During my first year in college, I spent more time playing the board game Settlers of Catan than I did reading over my lecture notes or playing the newest video games. In fact, the nearest study room was almost always filled with people playing cards, rolling dice, or negotiating trade deals, with no real money on the table at all… except for the rare poker night. Board games aren’t just for families or little kids anymore, they’ve branched out into the mainstream and attract people of all ages and interests.
Settlers of Catan, often called a “gateway game” because of its low difficulty but high enjoyability, is a must-play for any fan of classic board game Monopoly or civilization-themed video games. Every flaw of Monopoly has been addressed in this addition to the trading and buying genre. If it’s not your turn, you still need to pay attention to the dice rolls of other players, which often result in all players receiving cards. If one player is dominating the board, there’s still time to catch-up using strategy, diplomacy, or even luck. Nobody is defeated before the game ends, which is common in European-style games, or “Eurogames,” and since the board is made up of randomized tiles, no two games are alike. And finally, Catan sessions last for about an hour, instead of the night-long sessions that some Monopoly games can provide.
“Tabletop games?” “Eurogames?” Since when did Parcheesi get so complicated? For those of you put-off by all the jargon with these newer games, let me ask you, have you ever heard of En Passant? What about Prophylaxis? Both of those terms (and much more) come from the most famous board game of all–chess. “Tabletop” just refers to any game played on a table, from the simpler card and dice games to the more complex war and tile games. And “Eurogame” is the counterpart to American-style games, which are often called, and I’m not lying, “Ameritrash” because of a reliance on theme and luck. “Ameritrash” is a problematic name for several reasons. “Trash” seems overly negative, given that these games are often well received worldwide. The other half of the name is also ridiculous since these games are not always produced in America! The name has almost become a dig at Eurogamers and their supposed sense of superiority about spartan themes and games of pure skill with no chance. The notion that “games are supposed to be hard, not fun!” is almost universally said in jest, and this allows for a public appreciation of both genres.

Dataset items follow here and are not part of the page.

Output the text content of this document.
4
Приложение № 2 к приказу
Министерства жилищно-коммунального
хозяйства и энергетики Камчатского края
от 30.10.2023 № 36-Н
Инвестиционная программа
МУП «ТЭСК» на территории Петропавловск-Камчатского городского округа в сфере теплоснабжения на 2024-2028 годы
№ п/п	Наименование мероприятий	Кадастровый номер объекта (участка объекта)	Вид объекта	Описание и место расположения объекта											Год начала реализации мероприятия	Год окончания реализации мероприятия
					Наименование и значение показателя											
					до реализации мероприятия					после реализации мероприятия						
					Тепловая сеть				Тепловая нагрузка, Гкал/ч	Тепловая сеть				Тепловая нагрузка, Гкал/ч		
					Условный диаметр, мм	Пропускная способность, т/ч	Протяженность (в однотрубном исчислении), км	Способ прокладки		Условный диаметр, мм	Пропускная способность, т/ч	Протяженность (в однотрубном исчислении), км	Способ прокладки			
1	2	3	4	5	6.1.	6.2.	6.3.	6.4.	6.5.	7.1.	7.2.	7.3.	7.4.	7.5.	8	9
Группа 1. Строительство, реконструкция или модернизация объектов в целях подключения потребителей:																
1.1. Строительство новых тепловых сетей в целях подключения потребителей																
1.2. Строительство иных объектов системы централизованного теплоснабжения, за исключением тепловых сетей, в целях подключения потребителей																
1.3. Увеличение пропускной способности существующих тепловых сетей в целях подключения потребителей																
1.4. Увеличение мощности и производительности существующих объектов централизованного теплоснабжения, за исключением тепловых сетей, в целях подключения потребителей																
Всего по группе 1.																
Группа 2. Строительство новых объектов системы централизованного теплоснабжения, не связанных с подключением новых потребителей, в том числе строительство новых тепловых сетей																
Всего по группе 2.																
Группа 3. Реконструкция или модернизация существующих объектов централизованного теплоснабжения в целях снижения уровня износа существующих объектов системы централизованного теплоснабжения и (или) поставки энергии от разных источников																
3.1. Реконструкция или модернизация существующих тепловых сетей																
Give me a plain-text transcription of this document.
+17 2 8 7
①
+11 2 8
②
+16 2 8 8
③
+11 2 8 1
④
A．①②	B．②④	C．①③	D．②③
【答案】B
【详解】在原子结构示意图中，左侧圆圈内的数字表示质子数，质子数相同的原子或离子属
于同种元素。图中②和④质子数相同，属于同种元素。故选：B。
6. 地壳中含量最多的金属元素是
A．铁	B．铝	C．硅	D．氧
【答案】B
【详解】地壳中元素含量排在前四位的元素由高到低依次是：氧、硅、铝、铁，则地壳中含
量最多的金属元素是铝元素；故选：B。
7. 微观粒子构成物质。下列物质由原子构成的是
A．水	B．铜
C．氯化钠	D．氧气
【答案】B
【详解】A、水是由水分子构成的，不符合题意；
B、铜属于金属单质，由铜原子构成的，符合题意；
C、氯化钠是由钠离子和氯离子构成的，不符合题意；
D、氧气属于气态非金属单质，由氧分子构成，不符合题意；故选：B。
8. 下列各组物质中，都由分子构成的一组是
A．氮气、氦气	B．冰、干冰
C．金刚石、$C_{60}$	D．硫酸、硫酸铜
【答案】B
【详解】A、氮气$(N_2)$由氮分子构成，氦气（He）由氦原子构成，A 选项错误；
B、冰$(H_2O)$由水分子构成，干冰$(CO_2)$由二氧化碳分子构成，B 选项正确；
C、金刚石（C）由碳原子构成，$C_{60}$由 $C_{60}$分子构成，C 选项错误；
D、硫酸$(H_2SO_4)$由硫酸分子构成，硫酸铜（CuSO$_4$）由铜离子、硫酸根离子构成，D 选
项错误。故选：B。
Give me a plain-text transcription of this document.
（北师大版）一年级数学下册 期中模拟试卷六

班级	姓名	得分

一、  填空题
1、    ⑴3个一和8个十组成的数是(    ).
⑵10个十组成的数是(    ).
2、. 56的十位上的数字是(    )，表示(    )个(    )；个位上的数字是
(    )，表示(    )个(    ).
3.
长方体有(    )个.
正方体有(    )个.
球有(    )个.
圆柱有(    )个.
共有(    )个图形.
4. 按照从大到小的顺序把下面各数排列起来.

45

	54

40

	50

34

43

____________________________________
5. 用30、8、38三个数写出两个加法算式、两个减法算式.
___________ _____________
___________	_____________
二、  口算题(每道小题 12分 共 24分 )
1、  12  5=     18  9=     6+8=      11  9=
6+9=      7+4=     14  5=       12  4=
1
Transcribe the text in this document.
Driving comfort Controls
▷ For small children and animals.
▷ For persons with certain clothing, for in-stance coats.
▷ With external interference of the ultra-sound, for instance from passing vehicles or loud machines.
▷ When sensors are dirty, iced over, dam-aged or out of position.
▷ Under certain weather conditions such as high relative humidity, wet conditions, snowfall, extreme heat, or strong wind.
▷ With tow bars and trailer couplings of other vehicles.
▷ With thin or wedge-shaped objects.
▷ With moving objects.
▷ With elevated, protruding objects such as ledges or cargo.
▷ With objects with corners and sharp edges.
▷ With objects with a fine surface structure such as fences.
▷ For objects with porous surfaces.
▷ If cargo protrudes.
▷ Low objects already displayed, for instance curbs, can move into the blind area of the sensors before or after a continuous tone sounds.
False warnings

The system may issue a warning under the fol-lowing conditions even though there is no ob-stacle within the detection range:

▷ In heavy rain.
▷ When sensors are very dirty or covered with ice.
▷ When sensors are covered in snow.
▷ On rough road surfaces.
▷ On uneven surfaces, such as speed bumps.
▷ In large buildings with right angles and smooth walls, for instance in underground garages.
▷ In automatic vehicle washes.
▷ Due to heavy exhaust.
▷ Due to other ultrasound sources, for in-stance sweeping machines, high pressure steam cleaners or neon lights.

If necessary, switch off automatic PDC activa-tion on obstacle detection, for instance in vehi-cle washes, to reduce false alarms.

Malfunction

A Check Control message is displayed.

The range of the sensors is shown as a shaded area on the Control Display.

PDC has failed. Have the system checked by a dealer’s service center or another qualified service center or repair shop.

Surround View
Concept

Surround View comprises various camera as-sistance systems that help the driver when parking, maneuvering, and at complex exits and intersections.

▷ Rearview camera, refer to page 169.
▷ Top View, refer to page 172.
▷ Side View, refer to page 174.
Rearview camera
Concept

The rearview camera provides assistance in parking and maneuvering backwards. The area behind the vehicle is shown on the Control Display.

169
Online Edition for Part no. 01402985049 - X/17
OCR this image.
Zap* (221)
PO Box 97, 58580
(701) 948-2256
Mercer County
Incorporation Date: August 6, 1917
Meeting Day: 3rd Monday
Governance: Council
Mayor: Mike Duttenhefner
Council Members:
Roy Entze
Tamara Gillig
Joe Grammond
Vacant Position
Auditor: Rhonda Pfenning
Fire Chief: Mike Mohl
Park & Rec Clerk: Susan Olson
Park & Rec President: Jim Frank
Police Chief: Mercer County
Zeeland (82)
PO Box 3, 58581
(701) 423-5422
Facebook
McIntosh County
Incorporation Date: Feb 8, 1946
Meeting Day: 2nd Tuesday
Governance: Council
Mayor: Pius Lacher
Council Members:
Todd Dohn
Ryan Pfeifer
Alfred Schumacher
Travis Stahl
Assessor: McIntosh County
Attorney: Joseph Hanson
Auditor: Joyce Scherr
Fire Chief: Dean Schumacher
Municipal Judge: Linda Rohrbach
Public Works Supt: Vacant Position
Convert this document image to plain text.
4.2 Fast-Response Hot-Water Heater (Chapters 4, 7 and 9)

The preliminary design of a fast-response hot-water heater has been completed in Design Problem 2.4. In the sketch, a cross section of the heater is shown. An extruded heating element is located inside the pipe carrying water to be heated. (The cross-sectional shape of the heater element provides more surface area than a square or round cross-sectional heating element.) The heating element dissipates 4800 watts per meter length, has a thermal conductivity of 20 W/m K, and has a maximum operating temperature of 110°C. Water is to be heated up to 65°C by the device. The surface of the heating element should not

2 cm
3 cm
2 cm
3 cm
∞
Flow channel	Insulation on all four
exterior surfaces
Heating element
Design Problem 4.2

An aspect that is usually lacking or not very developed in Eurogames is a theme. The first thing we see when we look at a board game is its theme. This is the story that the art is telling us. Candyland tells a story of kids traveling through a fantastical land where everything and everybody are either made of candy, or obsessed with it. The gameplay is simply matching colors on cards, and without its theme, Candyland would simply be flashcards. While a good theme can help a game sell, it cannot fix broken or simple gameplay. Therefore, read some reviews on Amazon.com or Boardgamegeek.com before buying the newest board game featuring famous characters, it might just be a bad car with a good paint job. And on the opposite side, don’t immediately dismiss abstract games, that is, games with no theme, such as Backgammon.
In an age where video games are becoming as cinematic as films and as literary as novels, it’s refreshing that we are also experiencing a renaissance in board games, an experience that connects us face-to-face with friends old and new.